Reputation: 1621
I have a large text file (parsed.txt
) which includes almost 1.500.000 lines. Each line is in this format:
foobar foo[Noun]+lAr[A3pl]+[Pnon]+[Nom]
loremipsum lorem[A1sg]+lAr[A3pl]+[Pl]+[Nom]
I'm giving the second field after space and get the first field before space with this function:
def find_postag(word,postag):
with open('parsed.txt',"r") as zemberek:
for line in zemberek:
if all(i in line for i in (word,postag)):
if line.split(" ")[0].startswith(word) and line.split(" ")[1] == word+postag:
selectedword = line.split(" ")[0]
break
return selectedword
However, it works too slow. I'm not sure how can I make the process faster. My idea is: The parsed.txt
file is alphabetic ordered. If given word
variable starts with "z" letter, it reads almost 900.000 lines unnecessarily. Maybe it will be faster if it will check from line 900.000 if the given word
starts with "z" letter.

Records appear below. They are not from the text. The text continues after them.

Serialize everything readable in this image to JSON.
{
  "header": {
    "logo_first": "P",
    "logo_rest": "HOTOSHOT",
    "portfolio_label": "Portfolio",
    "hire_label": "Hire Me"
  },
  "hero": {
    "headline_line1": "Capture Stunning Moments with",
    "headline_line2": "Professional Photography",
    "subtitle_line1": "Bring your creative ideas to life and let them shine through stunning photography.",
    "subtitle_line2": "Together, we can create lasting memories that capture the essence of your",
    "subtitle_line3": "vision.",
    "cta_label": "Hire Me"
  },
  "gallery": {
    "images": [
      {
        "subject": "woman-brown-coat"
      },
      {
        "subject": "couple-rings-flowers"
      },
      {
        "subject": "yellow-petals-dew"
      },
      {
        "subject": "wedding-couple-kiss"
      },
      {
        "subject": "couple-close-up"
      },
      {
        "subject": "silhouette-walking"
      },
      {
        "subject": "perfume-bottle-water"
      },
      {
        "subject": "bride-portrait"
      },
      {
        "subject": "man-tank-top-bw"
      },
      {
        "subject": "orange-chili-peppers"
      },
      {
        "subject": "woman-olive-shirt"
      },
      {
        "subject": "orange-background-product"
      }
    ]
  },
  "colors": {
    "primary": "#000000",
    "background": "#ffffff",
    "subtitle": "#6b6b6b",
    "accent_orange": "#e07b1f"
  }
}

Is there any better ideas and how can I implement?
Upvotes: 0
Views: 74
Reputation: 1860
Since your input file is alphabetical, what you could do is create a dictionary that contains the line number where each letter starts, like this:
with open('parsed.txt', 'r') as f:
data = [line.strip() for line in f if line.strip()]
index = dict()
for i in range(len(data)):
line = data[i]
first_letter = line[0].lower()
if first_letter not in index:
index[first_letter] = i
You would want to add that code at the beginning so it only runs once before you start doing the searches. This way when you search for a word, you can have it start searching where its first letter starts, like this:
def find_postag(word, postag):
start = index[word[0].lower()]
for line in data[start:]:
# your code here
if all(i in line for i in (word,postag)):
if line.split(" ")[0].startswith(word) and line.split(" ")[1] == word+postag:
selectedword = line.split(" ")[0]
break
return selectedword
Upvotes: 1